Grapetooth: Grapetooth Album Review

By Tanner Meadows
Music Journalist

Artist: Grapetooth
Album: Grapetooth
Release Date: November 9th, 2018
Label: Polyvinyl Record Co.

“Are you violent?”

That’s the question to set the tone for the eponymously titled, debut release of the youthful, eclectic, and energetically passionate Grapetooth. Not so much provocation of aggression, the opening track, “Violent,” a bubbly, New Order-esque romp of synth and dance beats that gives the listener an overall impression of what’s to come, essentially asking of us, “are you down to party?” Grapetooth shows us that quality has no more of an obligation to gloom than it does to fun.

Consisting of Twin Peaks frontman Clay Frankel and Chicago producer Chris Bailoni, Grapetooth’s style is inspired from a variety of different artists and genres, influenced most heavily by a slew of new wave bands from across the globe, such as New Order, The Cure, Spacemen 3, and Fishmans. Though this is their first official release, the band has already made a name for itself in the Chicago area since 2010, built on nothing but their ecstatic and wild live shows. The term Grapetooth was coined by a friend of Frankel’s, an epithet referring to his chronically red-stained teeth, a result of his frequent consumption of wine.

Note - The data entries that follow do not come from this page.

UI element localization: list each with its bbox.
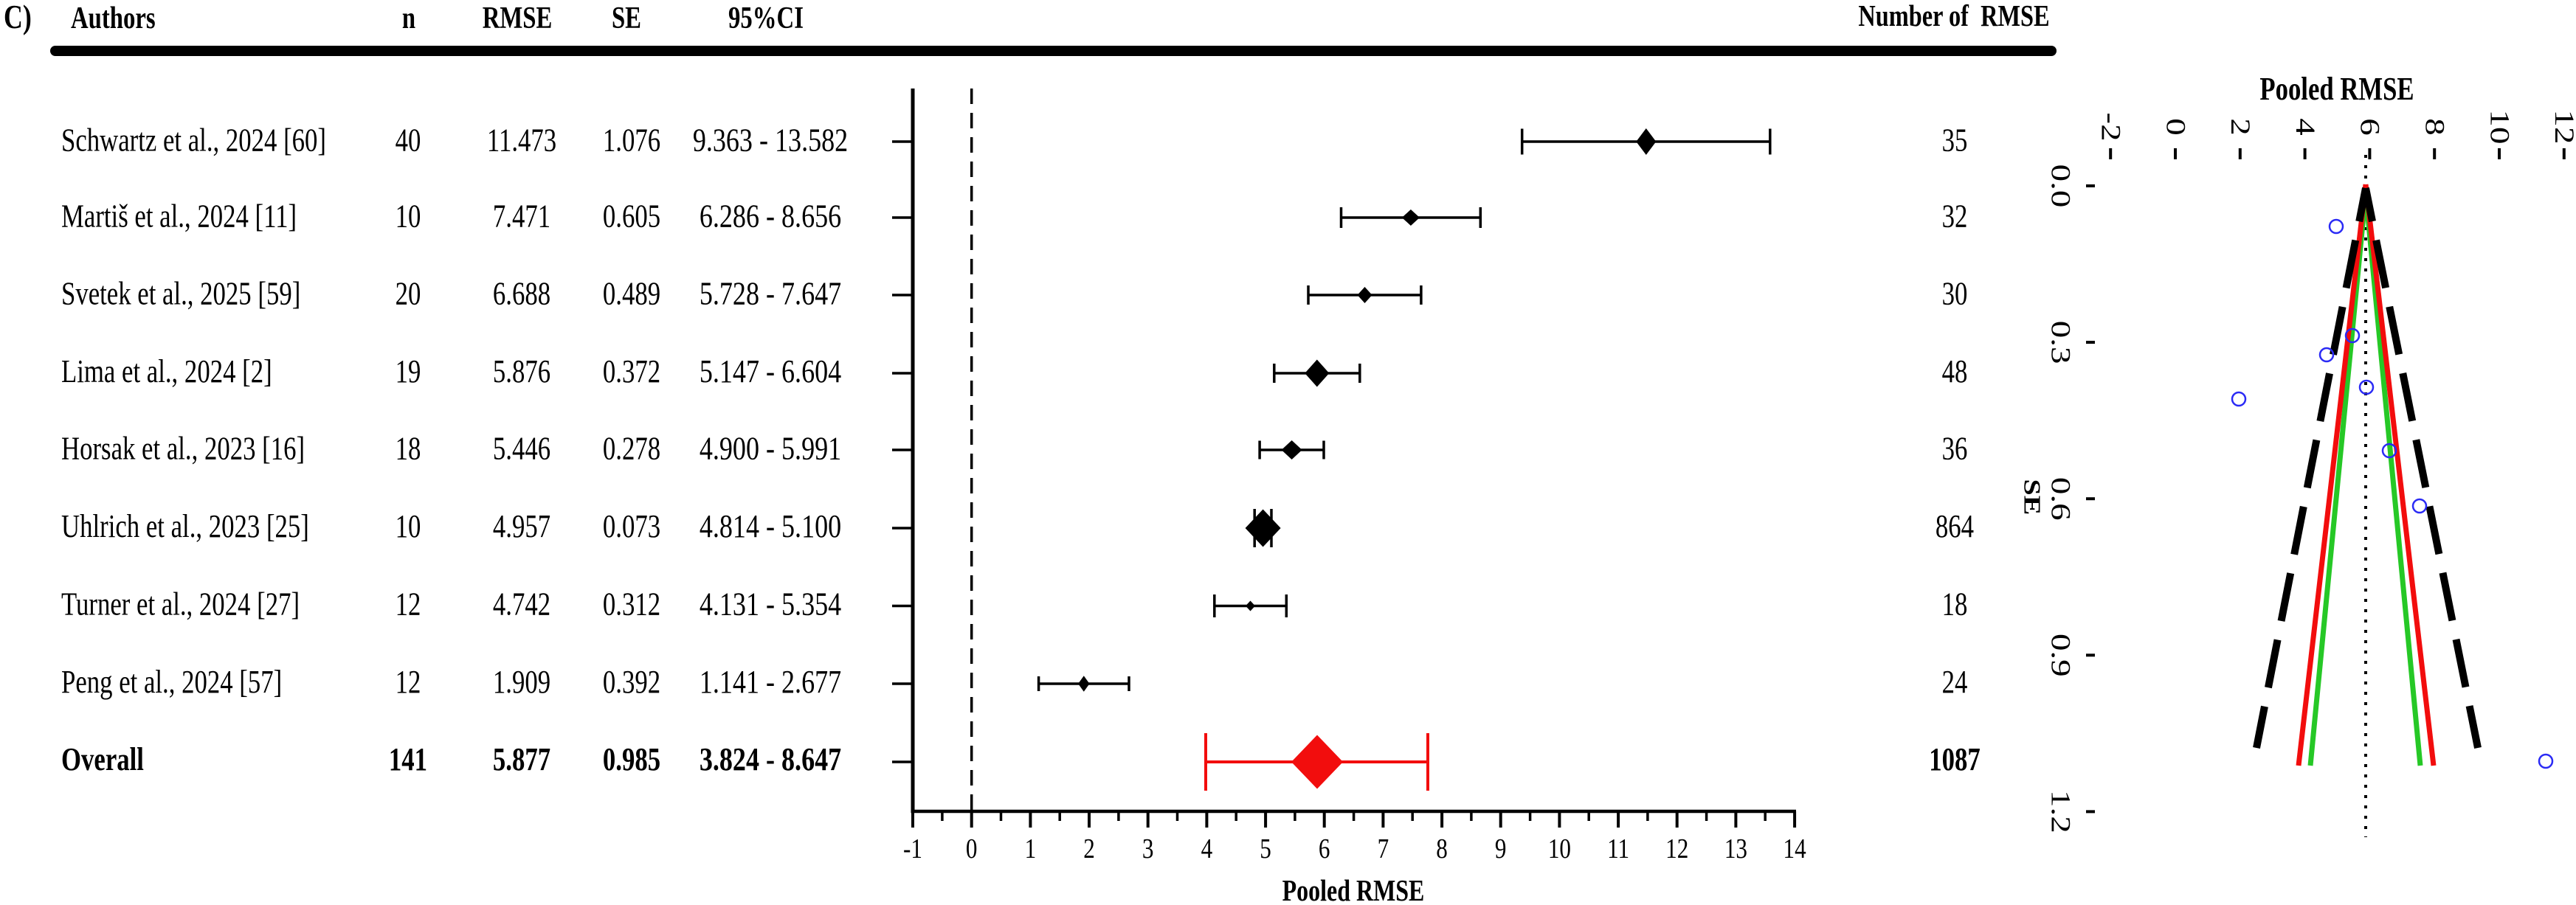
svg-text:Svetek et al., 2025 [59]: Svetek et al., 2025 [59] [61, 276, 300, 312]
svg-text:5.147 - 6.604: 5.147 - 6.604 [700, 353, 841, 389]
svg-text:18: 18 [396, 431, 421, 467]
svg-text:-2: -2 [2096, 112, 2126, 141]
svg-text:SE: SE [2020, 479, 2045, 516]
svg-text:n: n [402, 1, 415, 35]
svg-text:14: 14 [1783, 833, 1806, 864]
svg-text:1.909: 1.909 [493, 664, 550, 700]
svg-text:10: 10 [396, 198, 421, 235]
svg-text:Pooled RMSE: Pooled RMSE [2259, 70, 2414, 107]
svg-text:2: 2 [1083, 833, 1095, 864]
svg-text:6: 6 [2355, 118, 2385, 135]
svg-text:SE: SE [612, 1, 641, 35]
svg-text:1.141 - 2.677: 1.141 - 2.677 [700, 664, 841, 700]
svg-text:30: 30 [1942, 276, 1968, 312]
svg-text:9.363 - 13.582: 9.363 - 13.582 [693, 122, 848, 158]
svg-text:36: 36 [1942, 431, 1968, 467]
svg-text:4.131 - 5.354: 4.131 - 5.354 [700, 586, 841, 622]
svg-text:Schwartz et al., 2024 [60]: Schwartz et al., 2024 [60] [61, 122, 326, 159]
svg-text:0.489: 0.489 [603, 276, 660, 312]
svg-text:10: 10 [2485, 110, 2515, 145]
svg-text:1.076: 1.076 [603, 122, 660, 159]
svg-text:2: 2 [2225, 118, 2255, 135]
svg-text:1.2: 1.2 [2045, 790, 2076, 833]
svg-text:Turner et al., 2024 [27]: Turner et al., 2024 [27] [61, 586, 300, 623]
svg-text:0.312: 0.312 [603, 586, 660, 623]
svg-text:Horsak et al., 2023 [16]: Horsak et al., 2023 [16] [61, 431, 305, 467]
svg-text:Lima et al., 2024 [2]: Lima et al., 2024 [2] [61, 353, 272, 389]
svg-text:48: 48 [1942, 353, 1968, 389]
svg-text:0.605: 0.605 [603, 198, 660, 235]
svg-text:0.3: 0.3 [2045, 321, 2076, 364]
svg-text:0.278: 0.278 [603, 431, 660, 467]
svg-text:19: 19 [396, 353, 421, 389]
svg-text:4: 4 [1201, 833, 1213, 864]
svg-text:5.446: 5.446 [493, 431, 550, 467]
svg-text:RMSE: RMSE [483, 1, 553, 35]
svg-text:0.0: 0.0 [2045, 164, 2076, 208]
svg-text:3.824 - 8.647: 3.824 - 8.647 [700, 741, 841, 777]
svg-text:0.6: 0.6 [2045, 477, 2076, 521]
svg-text:0.9: 0.9 [2045, 634, 2076, 677]
svg-text:0: 0 [966, 833, 978, 864]
svg-text:18: 18 [1942, 586, 1968, 623]
svg-text:4.900 - 5.991: 4.900 - 5.991 [700, 430, 841, 466]
svg-text:20: 20 [396, 276, 421, 312]
svg-text:13: 13 [1724, 833, 1747, 864]
svg-text:5.728 - 7.647: 5.728 - 7.647 [700, 275, 841, 311]
svg-text:24: 24 [1942, 664, 1968, 700]
svg-text:Martiš et al., 2024 [11]: Martiš et al., 2024 [11] [61, 198, 297, 235]
svg-text:10: 10 [396, 508, 421, 544]
svg-text:12: 12 [396, 664, 421, 700]
svg-text:0.985: 0.985 [603, 741, 660, 777]
svg-text:1087: 1087 [1929, 741, 1981, 777]
svg-text:11.473: 11.473 [487, 122, 556, 159]
svg-text:8: 8 [2420, 118, 2450, 135]
svg-text:0.073: 0.073 [603, 508, 660, 544]
svg-text:-1: -1 [903, 833, 922, 864]
svg-text:6: 6 [1319, 833, 1330, 864]
svg-text:4.814 - 5.100: 4.814 - 5.100 [700, 508, 841, 544]
svg-text:6.688: 6.688 [493, 276, 550, 312]
svg-text:C): C) [4, 0, 32, 36]
svg-text:0.392: 0.392 [603, 664, 660, 700]
svg-text:12: 12 [396, 586, 421, 623]
svg-text:40: 40 [396, 122, 421, 159]
svg-text:0.372: 0.372 [603, 353, 660, 389]
svg-text:6.286 - 8.656: 6.286 - 8.656 [700, 198, 841, 234]
svg-text:12: 12 [2549, 110, 2576, 145]
svg-text:11: 11 [1607, 833, 1629, 864]
svg-text:4.742: 4.742 [493, 586, 550, 623]
svg-text:0: 0 [2161, 118, 2191, 135]
svg-text:3: 3 [1142, 833, 1154, 864]
svg-text:1: 1 [1025, 833, 1037, 864]
svg-text:864: 864 [1936, 508, 1974, 544]
svg-text:35: 35 [1942, 122, 1968, 159]
svg-text:9: 9 [1495, 833, 1507, 864]
svg-text:5.876: 5.876 [493, 353, 550, 389]
svg-text:Overall: Overall [61, 741, 144, 777]
svg-text:7: 7 [1378, 833, 1389, 864]
svg-text:5.877: 5.877 [493, 741, 550, 777]
svg-text:95%CI: 95%CI [728, 1, 804, 35]
svg-text:12: 12 [1665, 833, 1688, 864]
svg-text:Authors: Authors [71, 1, 156, 35]
svg-text:141: 141 [389, 741, 427, 777]
svg-text:4: 4 [2290, 118, 2320, 135]
svg-text:Peng et al., 2024 [57]: Peng et al., 2024 [57] [61, 664, 282, 700]
svg-text:7.471: 7.471 [493, 198, 550, 235]
svg-text:32: 32 [1942, 198, 1968, 235]
svg-text:Uhlrich et al., 2023 [25]: Uhlrich et al., 2023 [25] [61, 508, 309, 544]
svg-text:Number of RMSE: Number of RMSE [1858, 0, 2049, 33]
svg-text:Pooled RMSE: Pooled RMSE [1282, 873, 1425, 905]
svg-text:5: 5 [1260, 833, 1271, 864]
svg-text:4.957: 4.957 [493, 508, 550, 544]
svg-text:8: 8 [1436, 833, 1448, 864]
svg-text:10: 10 [1548, 833, 1571, 864]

The record moves straight from the initial energy of the opening track into the very mellow “Red Wine,” a funky lull before the warbled, out of tune notes of a synth found in an alleyway bring in the third track, “Trouble,” a song that epitomizes Grapetooth’s ethos of anti-perfection, taking extra precaution to avoid anything too organized. Tracks like “Mile After Mile” and the closer, “Together,” folkishly disorganized in a similar fashion to Black Lips, afford calmer moments from the greater momentum of the other songs. All in all, Grapetooth’s sound reminisces on ’80s new wave bliss and John Hughes movie nostalgia before fusing it with a heap of other musical influences, fun being the guiding mentality in both writing the songs as well as performing them.